Since is not a general equation solver, there will be situations in which EViews cannot normalize your equation. You cannot, for example, use the assignment statement:
@tdist(y, 3) = x
since @tdist is not one of the functions that EViews knows how to invert. Similarly, EViews cannot solve for equations where the destination series appears more than once on the left side of the equality.

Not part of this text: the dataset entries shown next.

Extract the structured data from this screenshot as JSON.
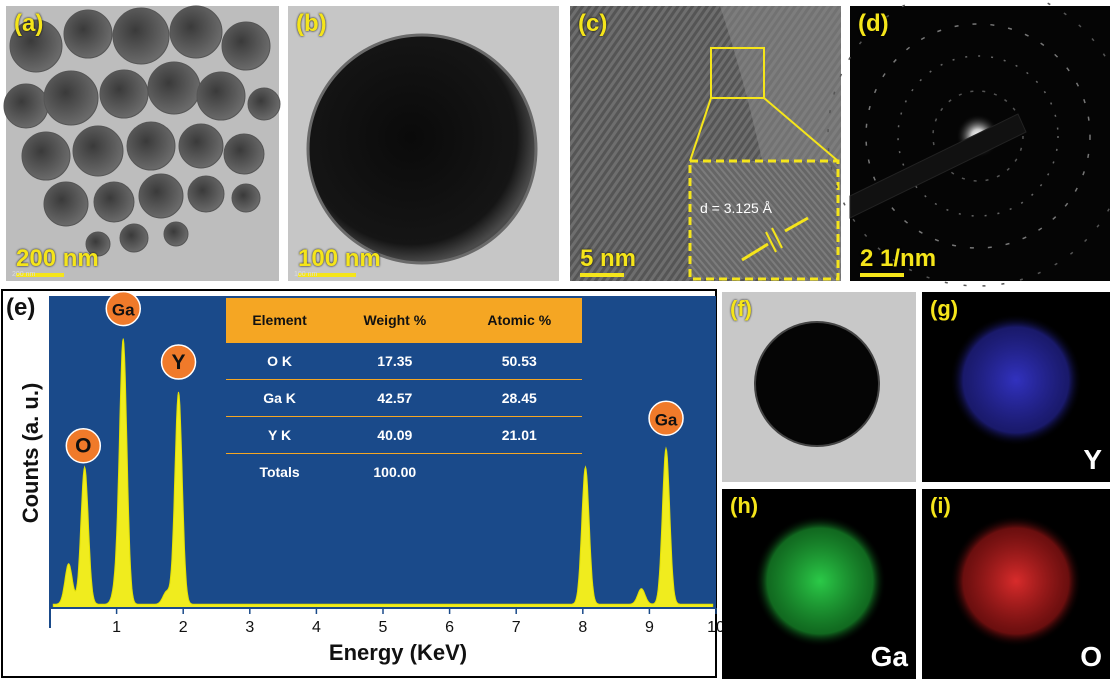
{
  "panels": {
    "a": {
      "label": "(a)",
      "scale": "200 nm",
      "tiny": "200 nm"
    },
    "b": {
      "label": "(b)",
      "scale": "100 nm",
      "tiny": "100 nm"
    },
    "c": {
      "label": "(c)",
      "scale": "5 nm",
      "d_spacing": "d = 3.125 Å"
    },
    "d": {
      "label": "(d)",
      "scale": "2 1/nm"
    },
    "f": {
      "label": "(f)"
    },
    "g": {
      "label": "(g)",
      "element": "Y",
      "color": "#3a3ae0"
    },
    "h": {
      "label": "(h)",
      "element": "Ga",
      "color": "#22c840"
    },
    "i": {
      "label": "(i)",
      "element": "O",
      "color": "#e02020"
    }
  },
  "eds": {
    "label": "(e)",
    "table": {
      "headers": [
        "Element",
        "Weight %",
        "Atomic %"
      ],
      "rows": [
        [
          "O K",
          "17.35",
          "50.53"
        ],
        [
          "Ga K",
          "42.57",
          "28.45"
        ],
        [
          "Y K",
          "40.09",
          "21.01"
        ],
        [
          "Totals",
          "100.00",
          ""
        ]
      ]
    }
  },
  "chart_data": {
    "type": "line",
    "xlabel": "Energy (KeV)",
    "ylabel": "Counts (a. u.)",
    "xlim": [
      0,
      10
    ],
    "ylim": [
      0,
      1
    ],
    "x_ticks": [
      "1",
      "2",
      "3",
      "4",
      "5",
      "6",
      "7",
      "8",
      "9",
      "10"
    ],
    "background_color": "#1a4a8a",
    "fill_color": "#f0ec1e",
    "peaks": [
      {
        "x": 0.28,
        "y": 0.13
      },
      {
        "x": 0.52,
        "y": 0.44
      },
      {
        "x": 1.0,
        "y": 0.06
      },
      {
        "x": 1.1,
        "y": 0.84
      },
      {
        "x": 1.75,
        "y": 0.04
      },
      {
        "x": 1.93,
        "y": 0.68
      },
      {
        "x": 8.04,
        "y": 0.44
      },
      {
        "x": 8.88,
        "y": 0.05
      },
      {
        "x": 9.25,
        "y": 0.5
      }
    ],
    "annotations": [
      {
        "text": "O",
        "x": 0.5
      },
      {
        "text": "Ga",
        "x": 1.1
      },
      {
        "text": "Y",
        "x": 1.93
      },
      {
        "text": "Ga",
        "x": 9.25
      }
    ]
  }
}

For example, EViews cannot solve the equation:
x + 1/x = 5
In both cases, EViews will display the error message “Unable to normalize equation”.
Note that the destination series can appear on both sides of the equality. For example:
log(x) = x
is a legal assignment statement. EViews will normalize the expression and perform the assignment
x = exp(x)
so that X will be assigned the exponential of the original value of X. EViews will not solve for the values of X satisfying the equality “LOG(X) = X”.
Using the Command Window
You can create series and assign values from the command window. First, set the workfile sample using the smpl statement, then enter the assignment statement.
There are alternative forms for the assignment statement. First, if the series does not exist, you must use either the series or the genr keyword, followed by the assignment expression. The two statements:
series y = exp(x)
genr y = exp(x)
are equivalent methods of generating the series Y. Once the series has been created, subsequent assignment statements do not require the series or the genr keyword:
smpl @all
series y = exp(x)
smpl 1950 1990 if y>300
y = y/2
This set of commands first sets the series to equal EXP(X) for all observations, then assigns the values Y/2 for the subset of observations from 1950 to 1990 if Y>300.